Prime Minister Indira Gandhi, by abolishing privy purses in 1971, ended what the British began—the consigning of India’s numerous Maharajas to the dustbin of history. By institutionalising the common law and opening up vacancies—admittedly too few—at the very top, the Raj inspired millions of young, ordinary Indians to aspire to be literate and professionally qualified. That three generations of Indians had to serve as clerks to British superiors, not necessarily more accomplished than themselves, is a regrettable but possibly an inevitable consequence of gradual transition.

The Indian Constitution is a direct outcome of the groundwork done over the previous four decades, since the Minto-Morley Reforms of 1909, to implement consultative democracy by including the professional middle class in the process. Ask any Dalit, backward caste, tribe or other minority and they will ascribe their liberation from traditional shackles to the modernist, reformist social and economic thinking which emerged, possibly as a nationalist response, to British rule.
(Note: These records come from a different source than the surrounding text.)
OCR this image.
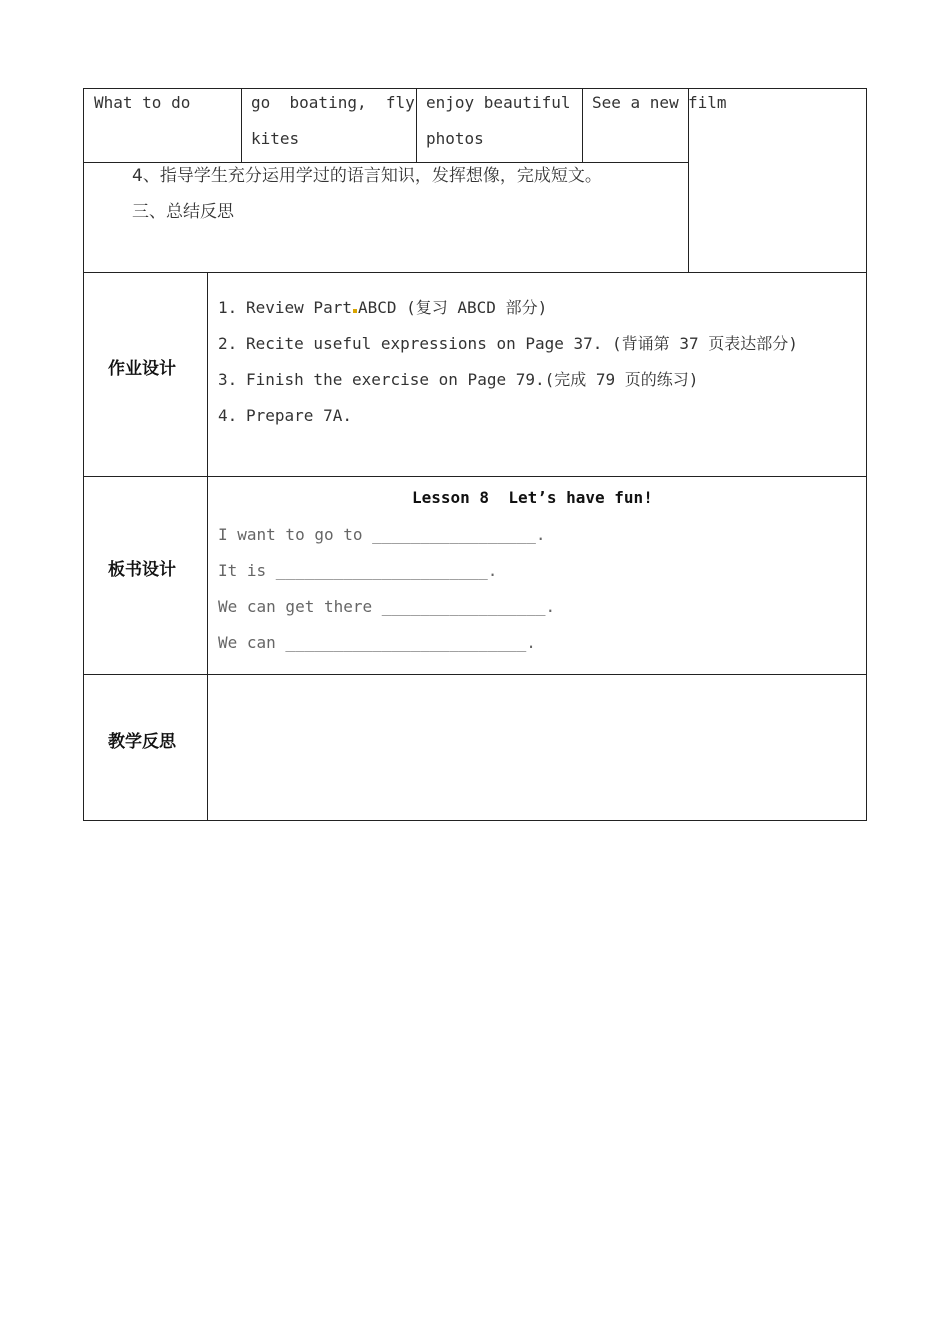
What to do	go  boating,  fly
kites
enjoy beautiful
photos
See a new film
4、指导学生充分运用学过的语言知识，发挥想像，完成短文。
三、总结反思
作业设计
1. Review Part ABCD (复习 ABCD 部分)
2. Recite useful expressions on Page 37. (背诵第 37 页表达部分)
3. Finish the exercise on Page 79.(完成 79 页的练习)
4. Prepare 7A.
板书设计
Lesson 8  Let’s have fun!
I want to go to _________________.
It is ______________________.
We can get there _________________.
We can _________________________.
教学反思
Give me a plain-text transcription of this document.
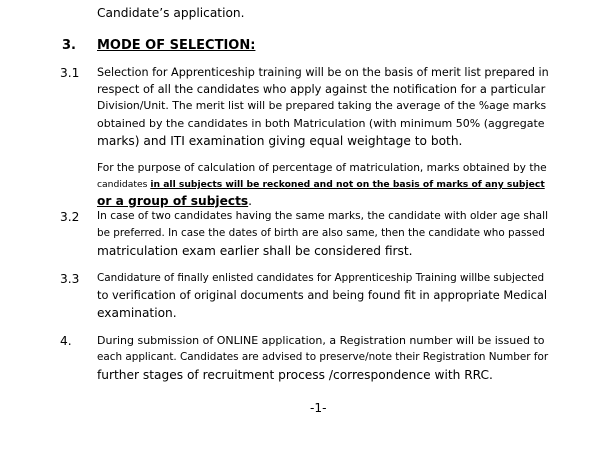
Candidate’s application.
3. MODE OF SELECTION:
3.1 Selection for Apprenticeship training will be on the basis of merit list prepared in
respect of all the candidates who apply against the notification for a particular
Division/Unit. The merit list will be prepared taking the average of the %age marks
obtained by the candidates in both Matriculation (with minimum 50% (aggregate
marks) and ITI examination giving equal weightage to both.
For the purpose of calculation of percentage of matriculation, marks obtained by the
candidates in all subjects will be reckoned and not on the basis of marks of any subject
or a group of subjects.
3.2 In case of two candidates having the same marks, the candidate with older age shall
be preferred. In case the dates of birth are also same, then the candidate who passed
matriculation exam earlier shall be considered first.
3.3 Candidature of finally enlisted candidates for Apprenticeship Training willbe subjected
to verification of original documents and being found fit in appropriate Medical
examination.
4. During submission of ONLINE application, a Registration number will be issued to
each applicant. Candidates are advised to preserve/note their Registration Number for
further stages of recruitment process /correspondence with RRC.
-1-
It is not for nothing that Babasaheb Ambedkar wore a suit and a tie rather than a dhoti. For him the suit was a symbol of liberation from the oppressive rule of India’s traditional, upper caste elite and the Constitution was his guide to a more equitable future. Mayawati, Manmohan Singh and Prime Minister Modi are the organic outcomes of the much-needed, albeit self-serving, prising open, by the British, of India’s dormant, traditional cleavages—a black box of competing religions, castes and regions. Consolidation of these traditional identities at the national level via democratic institutions is what has changed the social landscape of India.

Tharoor speculates that if only the East India Company had not been as successful as it was, India would have found its own way to modernity. But what if we had remained hopelessly Balkanised instead? Why would we have not succumbed instead to the romance of Communism and gone the Chinese way? Would bloody revolution, social upheaval, the end of private enterprise, de-legalisation of religion and cultural diversity, unrelieved even by the constitutional promise of human rights and freedoms, have been better?

Tharoor speciously links our inward looking, anti-business attitude in the first four decades of independence till 1991, to our bad experience with the East India Company. This looks awfully like a red herring. It would be more instructive instead to examine the role played by our ineffective brand of ersatz intrusive socialism, used by the elite as a cloak, to retain domestic privilege. The ordinary Indian has looked westward for higher education and advancement, primarily because the professional choices at home have been too narrow and the glass ceilings too low.

Even the author accepts that the British Raj was more efficient than the domestic institutions it replaced. He is right that the rapacity of the Raj was exaggerated, precisely because its extractive capacity was greater than the loosely regulated Princely States. Consider the establishment of land records and the uniform and regular assessment and collection of revenue.

Tharoor bemoans the high rates of taxes and the resultant penury for landowners since the burden of taxation fell on land and not trade. Yes, indeed. But that very system also bequeathed an embedded practice of recording individual property rights and updating transactions thereof, which is fundamental for development of private enterprise and for access to bank finance. The British left us with a treasure chest of land tenure, revenue and demographic data and an entire community of rule-bound “babus”. Better this than the institutional anarchy many other developing countries faced, post-independence.

Tharoor packs in masses of information and opinions around the British Empire in India. It is a hard-hitting, one-sided debate and caution is advised in succumbing to its mesmerising message, that the Gora (white man) is to blame.